Industries avoiding machinery imports due to high taxes: PBIF

LAHORE: Pakistan Businessman and Intellectual Forums (PBIF) President, Mian Zahid Hussain on Friday stated investors are avoiding imports of machinery due to high taxation regime.

He called for removal of taxes on import of machinery to encourage industrial development in Pakistan, which would enhance economic growth. Also, Mr. Hussain urged the government to resolve the issue of installation and usage of latest equipment and machinery by eliminating taxes and duties on imports of industrial machinery.

He stressed industrial development in countries happened due to zero rated tax regime, where machinery was exempt from all kind of taxes and duties. PBIF while speaking to businessman shared over 35 countries had imposed taxes on machinery imports, which led to the destruction of their industrial sector.

Furthermore, Mr. Hussain said Pakistan under SRO-769 had removed taxes on import of industrial machinery in 1980-85 and 2000-2005 which had contributed to industrial development and growth in Pakistan.

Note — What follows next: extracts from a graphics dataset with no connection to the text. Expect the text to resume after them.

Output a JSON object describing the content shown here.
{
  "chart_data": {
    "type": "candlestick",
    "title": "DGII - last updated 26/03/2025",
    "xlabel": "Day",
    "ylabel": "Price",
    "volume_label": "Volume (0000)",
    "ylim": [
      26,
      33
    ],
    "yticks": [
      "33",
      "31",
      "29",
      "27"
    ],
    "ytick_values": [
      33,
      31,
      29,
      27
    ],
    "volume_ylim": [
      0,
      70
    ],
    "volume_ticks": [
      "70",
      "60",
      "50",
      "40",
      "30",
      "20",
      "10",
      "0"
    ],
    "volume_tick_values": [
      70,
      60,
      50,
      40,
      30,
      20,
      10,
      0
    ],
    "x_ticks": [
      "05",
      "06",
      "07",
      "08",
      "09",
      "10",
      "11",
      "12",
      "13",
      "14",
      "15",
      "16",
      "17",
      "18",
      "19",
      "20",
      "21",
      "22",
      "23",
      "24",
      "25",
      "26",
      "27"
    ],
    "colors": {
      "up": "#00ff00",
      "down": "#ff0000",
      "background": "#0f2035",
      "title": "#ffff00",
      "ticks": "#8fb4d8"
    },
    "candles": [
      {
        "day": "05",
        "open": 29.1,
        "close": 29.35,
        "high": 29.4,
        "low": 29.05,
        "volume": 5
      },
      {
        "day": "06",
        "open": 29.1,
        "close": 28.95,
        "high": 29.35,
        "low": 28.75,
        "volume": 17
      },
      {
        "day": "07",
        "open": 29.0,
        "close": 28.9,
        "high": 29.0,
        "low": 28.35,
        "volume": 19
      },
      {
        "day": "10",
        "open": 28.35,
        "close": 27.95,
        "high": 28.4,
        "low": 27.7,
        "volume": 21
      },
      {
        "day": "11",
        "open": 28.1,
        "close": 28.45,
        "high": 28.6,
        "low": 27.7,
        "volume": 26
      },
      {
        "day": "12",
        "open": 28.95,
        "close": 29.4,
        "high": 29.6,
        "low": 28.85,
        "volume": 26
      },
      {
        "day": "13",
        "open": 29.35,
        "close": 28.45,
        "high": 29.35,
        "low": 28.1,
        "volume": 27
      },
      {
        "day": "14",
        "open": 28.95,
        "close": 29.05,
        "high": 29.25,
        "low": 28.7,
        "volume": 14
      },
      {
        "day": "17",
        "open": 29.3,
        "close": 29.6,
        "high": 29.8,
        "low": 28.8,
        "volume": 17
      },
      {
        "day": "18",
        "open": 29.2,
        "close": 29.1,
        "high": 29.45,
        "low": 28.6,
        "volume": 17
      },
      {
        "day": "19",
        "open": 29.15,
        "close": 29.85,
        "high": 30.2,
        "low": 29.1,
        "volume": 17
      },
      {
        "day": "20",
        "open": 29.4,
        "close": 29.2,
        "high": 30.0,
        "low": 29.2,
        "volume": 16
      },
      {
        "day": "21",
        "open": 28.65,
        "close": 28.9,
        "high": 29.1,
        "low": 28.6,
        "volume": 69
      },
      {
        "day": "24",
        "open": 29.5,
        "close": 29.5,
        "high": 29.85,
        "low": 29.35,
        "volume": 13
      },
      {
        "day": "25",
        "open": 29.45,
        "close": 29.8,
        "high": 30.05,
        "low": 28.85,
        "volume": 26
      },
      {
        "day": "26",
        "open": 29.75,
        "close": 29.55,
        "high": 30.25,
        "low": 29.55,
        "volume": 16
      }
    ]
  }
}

The implementation of SRO-809 according to PBIF president benefitted large players in the industrial sector which gained strength at expense of normal industries and commercial importers who are now in trouble.

Mr. Hussain said if government had removed taxes on import of industrial machinery, all industrial units would have converted to modern machines and equipment which would increase production and result in increased revenue and exports.

PBIF President added latest used machinery could be procured at cheap prices from various countries, but high tax rates enforced on weight of machinery instead of its price on $1.65 per kg basis, was disheartening industries not to import latest machinery, which was causing revenue losses and fall in exports.